Created attachment 1820
Example
I know that this has been reported as a bug before but it was declined as a bug.
I reported it some years back also and I found two other similar reports issue-12227 and issue-21298.
I continue to fall into this trap of this feature when I use an interface
and nearly all of my colleagues which new to D fall into this.
It is not logical that the pre/post-condition is not functional just because it comes from an interface.

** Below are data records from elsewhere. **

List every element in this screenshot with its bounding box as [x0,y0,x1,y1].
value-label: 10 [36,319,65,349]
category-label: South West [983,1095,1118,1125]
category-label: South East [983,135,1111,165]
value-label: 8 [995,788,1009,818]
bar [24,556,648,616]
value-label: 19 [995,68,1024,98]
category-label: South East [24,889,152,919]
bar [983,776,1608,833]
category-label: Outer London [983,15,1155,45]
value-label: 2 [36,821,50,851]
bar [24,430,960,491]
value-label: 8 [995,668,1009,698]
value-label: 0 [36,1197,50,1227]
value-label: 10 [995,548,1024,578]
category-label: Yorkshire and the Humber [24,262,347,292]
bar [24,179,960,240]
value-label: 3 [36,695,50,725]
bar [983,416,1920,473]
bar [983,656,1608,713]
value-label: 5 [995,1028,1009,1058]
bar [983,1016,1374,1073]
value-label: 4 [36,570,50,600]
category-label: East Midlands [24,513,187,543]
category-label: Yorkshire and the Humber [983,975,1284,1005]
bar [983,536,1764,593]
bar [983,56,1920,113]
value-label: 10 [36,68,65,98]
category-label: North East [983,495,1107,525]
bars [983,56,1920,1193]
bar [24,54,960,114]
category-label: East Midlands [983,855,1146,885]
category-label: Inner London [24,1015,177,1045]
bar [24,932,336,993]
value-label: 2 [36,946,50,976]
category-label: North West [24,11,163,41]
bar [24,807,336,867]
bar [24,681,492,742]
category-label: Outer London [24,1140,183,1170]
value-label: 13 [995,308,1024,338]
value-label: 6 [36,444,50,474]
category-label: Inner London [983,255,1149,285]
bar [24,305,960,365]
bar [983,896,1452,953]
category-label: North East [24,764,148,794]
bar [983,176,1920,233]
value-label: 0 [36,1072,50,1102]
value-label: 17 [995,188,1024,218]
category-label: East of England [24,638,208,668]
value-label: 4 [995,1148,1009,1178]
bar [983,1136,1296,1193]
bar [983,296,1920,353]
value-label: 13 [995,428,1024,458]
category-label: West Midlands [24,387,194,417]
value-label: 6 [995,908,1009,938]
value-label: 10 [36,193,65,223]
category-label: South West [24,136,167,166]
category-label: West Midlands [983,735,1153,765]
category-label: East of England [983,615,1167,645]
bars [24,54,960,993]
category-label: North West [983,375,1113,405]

In my option, class C and CI should both execute the pre-condition, or at least the compiler should make an error and tell that preconditions are not allowed when the function is defined in an interface.
```
interface I {
int func(int x);
}
class CI : I {
int func(int x)
in {
assert(x > 0);
}
do {
return x*x;
}
}
class C {
int func(int x)
in {
assert(x > 0);
}
do {
return x*x;
}
}
```
Thank you for the good work.
Comment #1 by dfj1esp02 — 2021-03-09T11:13:08Z
Umm, contract programming is a system with goals and rules to achieve those goals. If you want to make assertions without much metaphysics, you can do it with assert expression:
interface I {
int func(int x);
}
class CI : I {
int func(int x)
{
assert(x > 0);
return x*x;
}
}
I agree with issue 21298, restriction of the contract in the subtype is a programming mistake and should be rejected by the compiler.